Contents
Introduction
India’s GST, introduced in 2017 through the 101st Constitutional Amendment, is hailed as the “One Nation, One Tax” reform. Yet, frequent demands for compensation highlight strains in fiscal federalism and cooperative federalism.
Challenges to Fiscal Federalism under GST Reforms
- Revenue Uncertainty & Compensation Dilemma: Proposed rationalisation from a four-tier to a two-tier (5% and 18%) structure may cause a short-term revenue dip of ₹60,000–1,00,000 crore annually (0.2–0.3% of GDP). States like Maharashtra, Karnataka, Tamil Nadu (manufacturing-heavy) face sharper losses compared to agrarian states, leading to asymmetrical impact. The expiry of the five-year GST compensation cess in June 2022 has aggravated mistrust between Centre and States.

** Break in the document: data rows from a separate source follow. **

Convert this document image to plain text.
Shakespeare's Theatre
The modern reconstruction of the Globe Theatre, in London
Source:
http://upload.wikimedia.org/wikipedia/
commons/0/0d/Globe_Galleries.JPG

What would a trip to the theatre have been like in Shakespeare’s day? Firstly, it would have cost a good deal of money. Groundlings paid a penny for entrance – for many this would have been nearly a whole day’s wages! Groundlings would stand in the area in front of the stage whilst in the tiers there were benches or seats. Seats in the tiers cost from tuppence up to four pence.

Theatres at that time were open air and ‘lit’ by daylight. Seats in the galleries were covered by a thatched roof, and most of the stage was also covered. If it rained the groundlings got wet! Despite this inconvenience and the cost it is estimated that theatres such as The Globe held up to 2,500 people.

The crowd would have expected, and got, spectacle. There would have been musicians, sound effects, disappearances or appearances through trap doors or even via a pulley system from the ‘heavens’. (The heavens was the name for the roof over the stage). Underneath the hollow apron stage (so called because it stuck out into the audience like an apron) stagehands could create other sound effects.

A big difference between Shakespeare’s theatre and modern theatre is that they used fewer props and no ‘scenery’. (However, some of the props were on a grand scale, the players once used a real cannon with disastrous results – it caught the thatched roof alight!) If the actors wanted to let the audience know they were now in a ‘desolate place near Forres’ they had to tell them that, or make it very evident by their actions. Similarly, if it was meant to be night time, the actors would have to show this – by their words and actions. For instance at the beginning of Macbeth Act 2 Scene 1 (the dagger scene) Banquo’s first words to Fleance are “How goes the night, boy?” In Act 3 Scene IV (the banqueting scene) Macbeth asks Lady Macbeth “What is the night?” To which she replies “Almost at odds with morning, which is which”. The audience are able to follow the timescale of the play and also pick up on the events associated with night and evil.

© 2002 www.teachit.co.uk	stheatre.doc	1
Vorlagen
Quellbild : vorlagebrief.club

- Vertical and Horizontal Fiscal Imbalances: According to RBI’s State Finances Report 2023, states’ own tax revenue has stagnated around 6-7% of GDP, while their expenditure responsibilities under the Seventh Schedule have expanded. Disparities exist—industrialised states generate more GST but redistribution via the Finance Commission transfers often disadvantages them.

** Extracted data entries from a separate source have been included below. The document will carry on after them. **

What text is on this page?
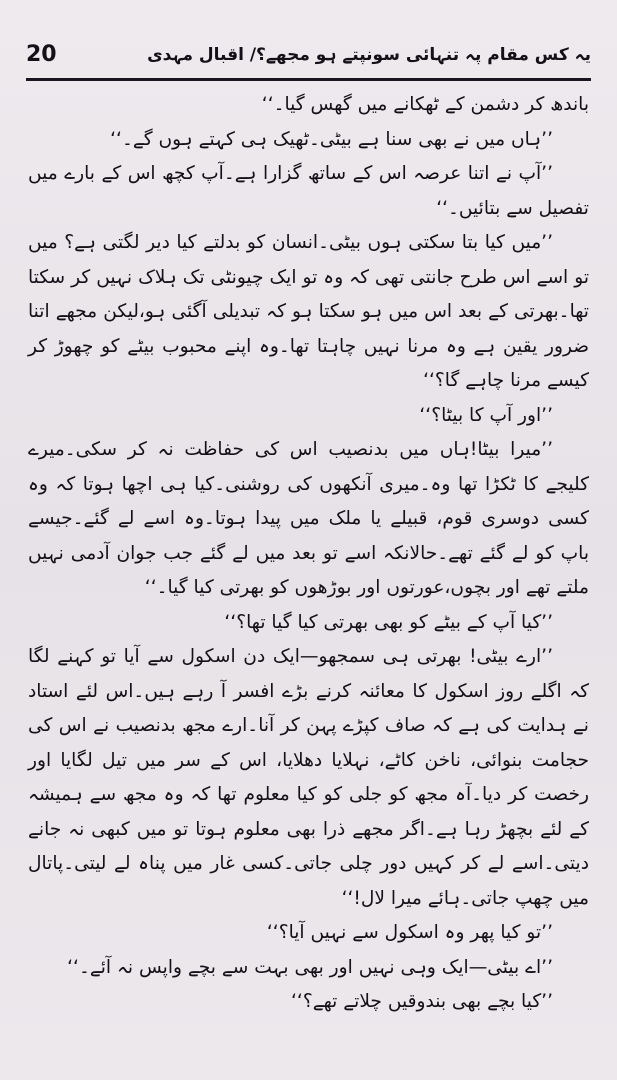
20	یہ کس مقام پہ تنہائی سونپتے ہو مجھے؟/ اقبال مہدی

باندھ کر دشمن کے ٹھکانے میں گھس گیا۔‘‘

’’ہاں میں نے بھی سنا ہے بیٹی۔ٹھیک ہی کہتے ہوں گے۔‘‘

’’آپ نے اتنا عرصہ اس کے ساتھ گزارا ہے۔آپ کچھ اس کے بارے میں تفصیل سے بتائیں۔‘‘

’’میں کیا بتا سکتی ہوں بیٹی۔انسان کو بدلتے کیا دیر لگتی ہے؟ میں تو اسے اس طرح جانتی تھی کہ وہ تو ایک چیونٹی تک ہلاک نہیں کر سکتا تھا۔بھرتی کے بعد اس میں ہو سکتا ہو کہ تبدیلی آگئی ہو،لیکن مجھے اتنا ضرور یقین ہے وہ مرنا نہیں چاہتا تھا۔وہ اپنے محبوب بیٹے کو چھوڑ کر کیسے مرنا چاہے گا؟‘‘

’’اور آپ کا بیٹا؟‘‘

’’میرا بیٹا!ہاں میں بدنصیب اس کی حفاظت نہ کر سکی۔میرے کلیجے کا ٹکڑا تھا وہ۔میری آنکھوں کی روشنی۔کیا ہی اچھا ہوتا کہ وہ کسی دوسری قوم، قبیلے یا ملک میں پیدا ہوتا۔وہ اسے لے گئے۔جیسے باپ کو لے گئے تھے۔حالانکہ اسے تو بعد میں لے گئے جب جوان آدمی نہیں ملتے تھے اور بچوں،عورتوں اور بوڑھوں کو بھرتی کیا گیا۔‘‘

’’کیا آپ کے بیٹے کو بھی بھرتی کیا گیا تھا؟‘‘

’’ارے بیٹی! بھرتی ہی سمجھو—ایک دن اسکول سے آیا تو کہنے لگا کہ اگلے روز اسکول کا معائنہ کرنے بڑے افسر آ رہے ہیں۔اس لئے استاد نے ہدایت کی ہے کہ صاف کپڑے پہن کر آنا۔ارے مجھ بدنصیب نے اس کی حجامت بنوائی، ناخن کاٹے، نہلایا دھلایا، اس کے سر میں تیل لگایا اور رخصت کر دیا۔آہ مجھ کو جلی کو کیا معلوم تھا کہ وہ مجھ سے ہمیشہ کے لئے بچھڑ رہا ہے۔اگر مجھے ذرا بھی معلوم ہوتا تو میں کبھی نہ جانے دیتی۔اسے لے کر کہیں دور چلی جاتی۔کسی غار میں پناہ لے لیتی۔پاتال میں چھپ جاتی۔ہائے میرا لال!‘‘

’’تو کیا پھر وہ اسکول سے نہیں آیا؟‘‘

’’اے بیٹی—ایک وہی نہیں اور بھی بہت سے بچے واپس نہ آئے۔‘‘

’’کیا بچے بھی بندوقیں چلاتے تھے؟‘‘
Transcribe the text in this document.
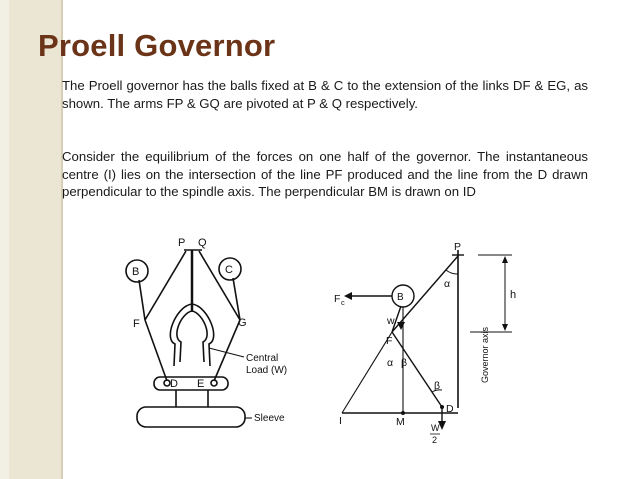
Proell Governor

The Proell governor has the balls fixed at B & C to the extension of the links DF & EG, as shown. The arms FP & GQ are pivoted at P & Q respectively.

Consider the equilibrium of the forces on one half of the governor. The instantaneous centre (I) lies on the intersection of the line PF produced and the line from the D drawn perpendicular to the spindle axis. The perpendicular BM is drawn on ID

P Q
B	C
F	G
D E
Central
Load (W)
Sleeve
P
B
F c
w
F
α
α β
β
h
I	M
D
W
2
Governor axis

- Erosion of Fiscal Autonomy: With the subsumption of indirect taxes like VAT, excise, and octroi, states lost flexibility. Article 279A empowers the GST Council, but voting power asymmetry (Centre has 1/3rd share) raises fears of central dominance.
- Political-Economic Mistrust: States like Punjab and Kerala have argued that GST compensation denial undermines fiscal space for welfare expenditure. The COVID-19 pandemic exposed the fragility when states demanded additional borrowing under FRBM relaxation to meet shortfalls.
Importance of Ensuring State Cooperation
- Strengthening Cooperative Federalism: The Supreme Court in Mohit Minerals v. Union of India (2022) clarified that GST Council decisions are not binding, reinforcing the need for consensus-driven policymaking. A permanent GST Compensation Fund or contingency mechanism, akin to Australia’s Horizontal Fiscal Equalisation, can sustain trust.
- Ensuring Equity and Stability: 15th Finance Commission emphasised balancing equity and efficiency—states with weaker tax bases (e.g., NE states, Bihar) need greater protection to ensure uniform development.
- Boosting Compliance and Expanding Tax Base: Lower rates encourage formalisation and reduce evasion. Increased compliance (e-invoicing, GSTN data analytics) can expand revenues, benefiting both Centre and states in the long term.
- Attracting Investment and Ease of Doing Business: Rationalised GST rates (~10% average, close to OECD levels) can enhance India’s global competitiveness and boost Make in India, provided states see themselves as stakeholders in this reform.
Conclusion
As B.R. Ambedkar envisioned, India’s federalism is a “Union of States, not unitary.” Sustained state cooperation, equitable compensation, and fiscal autonomy remain vital to uphold true cooperative federalism in tax reforms.